Although my politics makes it likely that I will disagree with Mike Reed ’75, the College’s new Vice President for Institutional Diversity and Strategic Planning, allow me to first praise the transparency with which he conducts College business. Here are copies (recruiting letter, Bolin ad and listing of faculty positions) of the recent material sent out by Mike to, I think, all alumni of color. (At the least, my wife received a copy while I did not.)
Thanks to Mike for allowing us to post these and to Maggie Driscoll for providing electronic versions. Comments:
1) Process matters. The single thing that I most want out of College administrators is an open and transparent process. I may disagree with much of the substance of these efforts, but as long as the College is forthright in its dealings with me and other stakeholders, I should not complain too loudly. Kudos to Mike for making this material public.
2) Once Mike has a chance to settle in, I hope that he will post this and other material on the College’s website.
3) It would also be nice to post the report from the Diversity Initiatives. Although some criticism is justified, the report as a whole is a solid piece of reporting and analysis. The College should be proud of this work and make it easy for everyone to read it.
4) I have one substantive comment. The Bolin Ad reports, “At least two graduate students from underrepresented groups are appointed each year.” Hmmm. Just which groups qualify under this standard?

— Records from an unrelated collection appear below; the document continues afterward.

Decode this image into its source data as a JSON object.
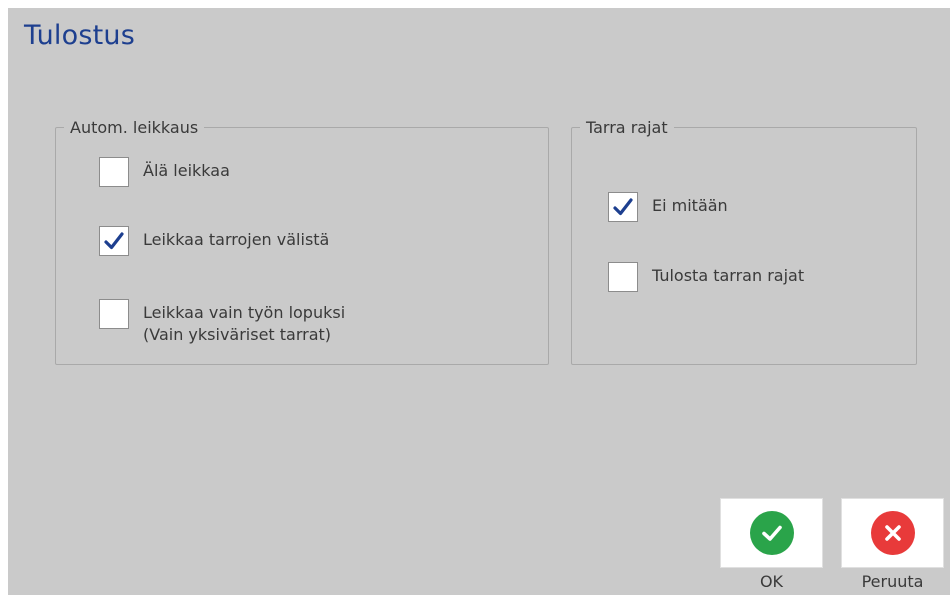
{
  "title": "Tulostus",
  "auto_cut": {
    "legend": "Autom. leikkaus",
    "options": [
      {
        "label": "Älä leikkaa",
        "checked": false
      },
      {
        "label": "Leikkaa tarrojen välistä",
        "checked": true
      },
      {
        "label": "Leikkaa vain työn lopuksi",
        "sublabel": "(Vain yksiväriset tarrat)",
        "checked": false
      }
    ]
  },
  "label_borders": {
    "legend": "Tarra rajat",
    "options": [
      {
        "label": "Ei mitään",
        "checked": true
      },
      {
        "label": "Tulosta tarran rajat",
        "checked": false
      }
    ]
  },
  "buttons": {
    "ok_label": "OK",
    "cancel_label": "Peruuta"
  },
  "colors": {
    "title": "#1d3f8f",
    "background": "#cacaca",
    "checkmark": "#1d3f8f",
    "ok": "#2aa44a",
    "cancel": "#e83a3a"
  },
  "icons": {
    "ok": "check-icon",
    "cancel": "close-icon",
    "checkbox_mark": "checkmark-icon"
  }
}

I believe that the Bolin was originally restricted to African-Americans. True? At the very least, recall the change from 3 years ago.
Since 1985, Williams College in Williamstown, Mass., has annually awarded the Bolin Fellowships for Minority Graduate Students, named after the school’s first black alumnus. This year, Williams changed the scholarship’s name to the Bolin Dissertation Fellowships, and for the first time applicants of all races will be considered as long as they belong to an “underrepresented group.” That could include academic rarities such as female physicists of any ethnicity or Caucasian researchers in Asian Studies, according to acting dean of faculty William Lenhart.
“The college thought it was a reasonable change” in light of the Supreme Court’s decisions, Mr. Lenhart says.